Rappresentazione artistica del Phoenix Stream. I ricercatori hanno analizzato soprattutto le stelle giganti rosse per capire la composizione chimica di quel che resta dell'ammasso globulare (credito: James Josephides, Swinburne Astronomy Productions, carnegiescience.edu)

I resti di un antico ammasso stellare di tipo globulare lacerato dalla forza di gravità della via Lattea, processo iniziato 2 miliardi di anni fa, è stato individuato da un team di ricercatori capitanato da Ting Li e Alexander Ji del Carnegie Institution for Science.
Lo studio, pubblicato su Nature, si rivelerà molto utile per capire come si formano questi spettacolari raggruppamenti di stelle.

Gli ammassi (o cluster) stellari globulari sono definibili come “piccole galassie all’interno delle galassie”. Sono sfere composte da moltissime stelle, a volte anche più di 1 milione, che si raggruppano tra loro a causa della loro stessa gravità.
Nella via Lattea ne sono stati individuati più di 150 e diversi di loro vanno a formare una sorta di alone che avvolge l’intera galassia.

I ricercatori hanno individuato un flusso di stelle nell’emisfero australe, nella costellazione della fenice.
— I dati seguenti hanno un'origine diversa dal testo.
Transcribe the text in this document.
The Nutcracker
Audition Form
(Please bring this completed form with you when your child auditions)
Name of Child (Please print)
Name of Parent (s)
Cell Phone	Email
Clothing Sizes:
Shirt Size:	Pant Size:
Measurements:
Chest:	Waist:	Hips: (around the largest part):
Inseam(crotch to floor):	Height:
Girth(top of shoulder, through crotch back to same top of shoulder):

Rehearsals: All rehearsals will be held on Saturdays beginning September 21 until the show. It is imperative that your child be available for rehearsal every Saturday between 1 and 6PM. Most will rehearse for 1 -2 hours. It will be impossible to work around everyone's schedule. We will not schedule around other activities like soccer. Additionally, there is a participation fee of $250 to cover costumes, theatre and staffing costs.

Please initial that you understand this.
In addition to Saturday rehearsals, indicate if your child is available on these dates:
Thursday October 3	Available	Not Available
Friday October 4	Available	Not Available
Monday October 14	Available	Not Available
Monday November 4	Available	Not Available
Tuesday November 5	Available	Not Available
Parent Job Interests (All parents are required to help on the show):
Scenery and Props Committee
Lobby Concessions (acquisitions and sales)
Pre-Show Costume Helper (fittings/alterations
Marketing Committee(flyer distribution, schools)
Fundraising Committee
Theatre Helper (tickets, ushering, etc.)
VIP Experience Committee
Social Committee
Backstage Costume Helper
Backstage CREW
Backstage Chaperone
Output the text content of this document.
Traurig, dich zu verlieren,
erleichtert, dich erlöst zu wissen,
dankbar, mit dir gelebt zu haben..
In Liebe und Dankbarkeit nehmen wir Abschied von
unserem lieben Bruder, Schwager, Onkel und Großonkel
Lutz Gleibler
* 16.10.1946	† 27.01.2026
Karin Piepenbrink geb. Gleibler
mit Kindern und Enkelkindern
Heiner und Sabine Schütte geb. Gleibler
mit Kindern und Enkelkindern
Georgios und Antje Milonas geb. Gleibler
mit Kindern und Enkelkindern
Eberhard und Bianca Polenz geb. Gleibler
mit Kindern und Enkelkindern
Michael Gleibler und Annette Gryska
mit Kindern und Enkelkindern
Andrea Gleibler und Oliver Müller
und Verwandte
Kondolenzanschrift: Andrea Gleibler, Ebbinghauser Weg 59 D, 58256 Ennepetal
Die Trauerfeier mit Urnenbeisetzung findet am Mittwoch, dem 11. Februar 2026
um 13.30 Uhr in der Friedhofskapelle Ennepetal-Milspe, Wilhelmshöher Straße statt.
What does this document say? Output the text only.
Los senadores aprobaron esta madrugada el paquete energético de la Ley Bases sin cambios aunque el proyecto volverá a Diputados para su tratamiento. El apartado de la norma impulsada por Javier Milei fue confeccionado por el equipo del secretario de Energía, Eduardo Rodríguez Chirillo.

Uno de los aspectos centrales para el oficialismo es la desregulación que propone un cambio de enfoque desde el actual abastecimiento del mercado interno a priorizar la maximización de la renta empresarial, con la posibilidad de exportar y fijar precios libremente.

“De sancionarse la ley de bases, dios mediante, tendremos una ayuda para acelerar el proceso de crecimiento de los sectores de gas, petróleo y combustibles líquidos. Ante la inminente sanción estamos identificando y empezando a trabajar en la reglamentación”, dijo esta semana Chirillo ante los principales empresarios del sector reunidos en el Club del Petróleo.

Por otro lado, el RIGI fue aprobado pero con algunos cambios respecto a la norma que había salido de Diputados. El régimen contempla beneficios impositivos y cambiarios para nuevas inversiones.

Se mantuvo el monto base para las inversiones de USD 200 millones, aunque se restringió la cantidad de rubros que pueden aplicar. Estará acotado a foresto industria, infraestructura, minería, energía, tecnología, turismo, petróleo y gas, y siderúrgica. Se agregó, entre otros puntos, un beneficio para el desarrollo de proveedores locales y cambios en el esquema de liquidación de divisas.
Questo flusso, denominato dai ricercatori Phoenix Stream, rappresenta in realtà i resti globulare di stelle che è rimasto “lacerato” a causa della forza di gravità della via Lattea che ha, nel corso del tempo, “rubato” le stelle all’ammasso formando il flusso che vediamo oggi.

Analizzando la composizione chimica delle stelle di questo flusso e misurando l’abbondanza degli elementi più pesanti, i ricercatori sono giunti alla conclusione che più generazioni di stelle hanno “seminato” il materiale che forma il flusso.

“Siamo rimasti davvero sorpresi di scoprire che il Phoenix Stream è nettamente diverso da tutti gli altri ammassi globulari della Via Lattea”, spiega Zhen Wan dell’Università di Sydney, l’autore principale dello studio. “Anche se il cluster è stato distrutto miliardi di anni fa, possiamo ancora dire che si è formato nell’universo primordiale”.
Secondo i ricercatori, il Phoenix Stream è “l’ultimo del suo genere”, ossia quel che rimane di una popolazione di ammassi globulari stellari nati in una fase primordiale, un ambiente cosmico molto diverso da quello che vediamo oggi, come spiega Ting Li.
Alcuni di questi antichi ammassi globulari, lacerati e distrutti gravitazionalmente dalla via Lattea, possono sopravvivere come deboli flussi i quali possono poi essere scoperti prima che si dissolvino.